Modos y Modas

Muñoz con eñe de ñorda

EL DECANO// JUAN LUIS CANO 

Ya sé que ahora lo que tocaba era hablar de Obama, de las elecciones en EEUU y todas esas cosas, pero como de eso ya hablan y escriben casi todos, pues yo me voy a tomar la licencia de centrarme de otra cosa mucho menos glamurosa e importante. Voy a hablar de un personajillo que acabó en la cárcel por llevarse lo que no era suyo y se dejó embaucar por el cariño de una tonadillera a la que, por cierto, los escándalos del susodicho la rozaron en su día sin llegarle a tocar. En efecto, han adivinado que se trata del tal Julián Muñoz. Lo único que quería comentar es que me parece indignante, repulsivo, asqueroso... el protagonismo que le están dando los indignantes, repulsivos y asquerosos programas del llamado corazón.

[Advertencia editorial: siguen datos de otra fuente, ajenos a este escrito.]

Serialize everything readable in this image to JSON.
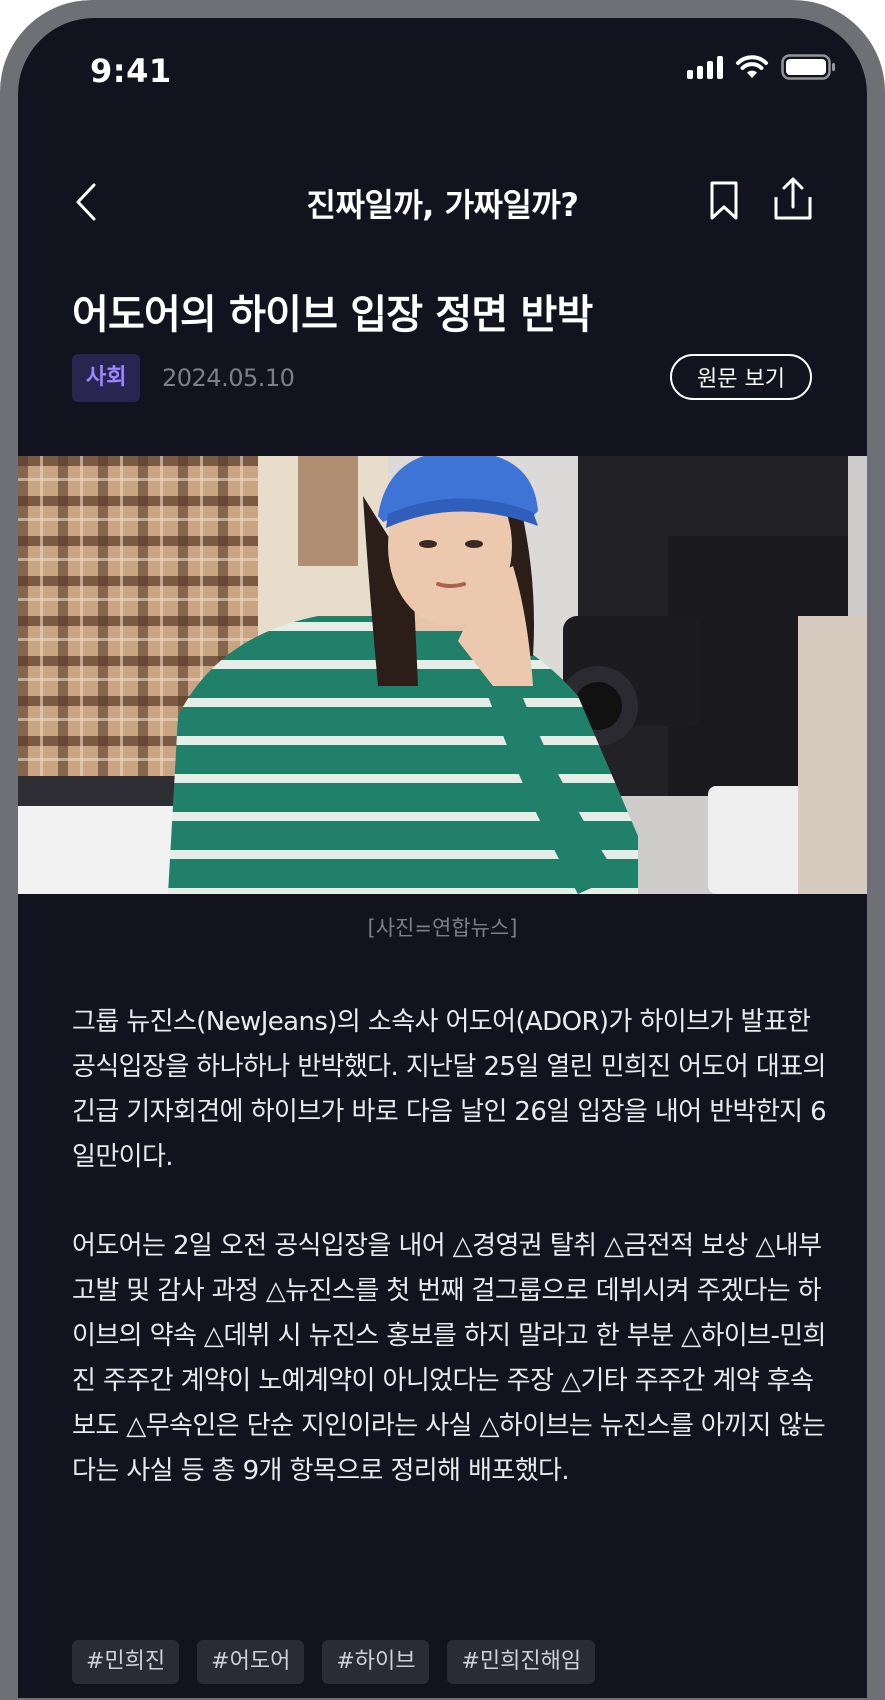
{
  "status_bar": {
    "time": "9:41",
    "icons": [
      "signal-icon",
      "wifi-icon",
      "battery-icon"
    ]
  },
  "nav": {
    "title": "진짜일까, 가짜일까?",
    "icons": [
      "back-chevron-icon",
      "bookmark-icon",
      "share-icon"
    ]
  },
  "article": {
    "title": "어도어의 하이브 입장 정면 반박",
    "category": "사회",
    "date": "2024.05.10",
    "original_button_label": "원문 보기",
    "photo_caption": "[사진=연합뉴스]",
    "paragraphs": [
      "그룹 뉴진스(NewJeans)의 소속사 어도어(ADOR)가 하이브가 발표한 공식입장을 하나하나 반박했다. 지난달 25일 열린 민희진 어도어 대표의 긴급 기자회견에 하이브가 바로 다음 날인 26일 입장을 내어 반박한지 6일만이다.",
      "어도어는 2일 오전 공식입장을 내어 △경영권 탈취 △금전적 보상 △내부 고발 및 감사 과정 △뉴진스를 첫 번째 걸그룹으로 데뷔시켜 주겠다는 하이브의 약속 △데뷔 시 뉴진스 홍보를 하지 말라고 한 부분 △하이브-민희진 주주간 계약이 노예계약이 아니었다는 주장 △기타 주주간 계약 후속 보도 △무속인은 단순 지인이라는 사실 △하이브는 뉴진스를 아끼지 않는다는 사실 등 총 9개 항목으로 정리해 배포했다."
    ],
    "tags": [
      "#민희진",
      "#어도어",
      "#하이브",
      "#민희진해임"
    ]
  },
  "colors": {
    "background": "#13131f",
    "category_text": "#9b86ff",
    "category_bg": "#2a2450",
    "muted_text": "#7d7e8b",
    "bezel": "#6f7075"
  }
}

¿Cómo se puede dar cancha a un menda que lo mejor que ha hecho ha sido llevárselo crudo, no devolverlo pero estar ya en la calle, reírse de la ciudadanía y meterse en todos los charcos donde podía haber mierda? Pues ya ven. Ahí está. De nuevo paseando por las calles, con chófer y aires de no haber roto jamás un palo de golf. Pero así es este país nuestro, donde todo se olvida con celeridad, nada importa y los pelotazos siguen siendo el horizonte al que mirar con la ilusión de llegar cuanto antes.

Desde luego a Julián Muñoz la crisis se la trae al pairo, que ya tendrá él sus ahorrillos. Que se vuelva a presentar a alcalde, que lo mismo sale, porque en Marbella mucho no parece que hayan cambiado las cosas.